Gavin Newsom kicked off his term as governor by unveiling several health care proposals on his first day in office—a welcome development for the many California residents who, according to recent polls, say universal health care is one of their top priorities.
But to truly transform health and achieve health equity in our state, we need to address the community conditions that determine whether we will be healthy and safe in the first place, long before the medical system gets involved.
That means not just health care for all, but healthy communities for all.
One way to achieve healthy communities is through investments like the ones Governor Newsom proposes in his new budget, such as paid family leave, education, water safety and housing. An additional way would be to create a state Wellness Trust—a sustained source of funding for community-level initiatives that address health inequities and prevent the onset of some of the leading causes of illness, injury and premature death. Raising taxes on products that drive chronic disease and injury—like sugary drinks and alcohol—could go a long way to funding prevention.

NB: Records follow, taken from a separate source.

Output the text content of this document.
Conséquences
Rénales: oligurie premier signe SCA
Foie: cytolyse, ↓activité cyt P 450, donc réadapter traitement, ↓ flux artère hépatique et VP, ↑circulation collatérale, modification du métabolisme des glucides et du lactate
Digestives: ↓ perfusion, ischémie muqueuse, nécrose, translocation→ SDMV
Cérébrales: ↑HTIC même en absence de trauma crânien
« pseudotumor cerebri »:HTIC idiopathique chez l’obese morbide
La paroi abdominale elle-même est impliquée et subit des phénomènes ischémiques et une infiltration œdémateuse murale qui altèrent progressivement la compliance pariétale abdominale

Wellness trusts in Massachusetts, Minnesota and Oklahoma have raised millions of dollars to support health and shown big results. Oklahoma has seen a 45 percent drop in youth tobacco use since 2000, preventing addiction, suffering and death. In Minnesota, a small tax has funded increased access to healthy foods and physical activity for 339,000 students. In California, a Wellness Trust could be seeded by the soda tax currently being proposed by the California Medical and Dental Associations.
The federal Prevention and Public Health Fund—created in 2010 as part of the Affordable Care Act—has directed resources to communities across the country to support active living, healthy and sustainable food
systems, smoke-free spaces, and other community-level public health initiatives. But we can’t count on those funds being available over the long haul, because they’re threatened every time policymakers try to repeal the ACA. That’s why we have a responsibility to do what we can at the state level.
Once California has established a wellness trust, the next step would be to ensure that the funds are invested in the right way. We recommend that funds be distributed to community-based organizations, nonprofits and health departments to address the specific factors that shape health at the community level, with funds set aside explicitly for communities facing the greatest inequities.
From our decades of experience working with California communities to address their health and safety priorities, we’ve learned that to achieve transformative and sustainable results, there are two critical elements that should be included in any initiatives that are funded:
- Community members need to be involved in the process—from helping determine which health and safety problems should be prioritized, to designing the right solutions and interventions.
- Community members and health departments can’t be the only partners at the table. We need to involve other industries and government agencies whose activities impact community health, safety and wellbeing.
The good news is that many community improvements pack multiple benefits for health and wellbeing. When we invest in parks and green infrastructure, for example, we can improve air quality, cut greenhouse gas emissions, capture and cleanse storm water, and create opportunities for people to be physically active and socially connected.
The governor’s first budget proposal is a promising start. As we move forward, we need keep health—not just health care—front and center. That means creating healthy, safe and equitable communities.
Juliet Sims is a director at the Oakland-based nonprofit Prevention Institute. Matt Willis is the public health officer for Marin County and an executive committee member of the Bay Area Regional Health Inequities Initiative.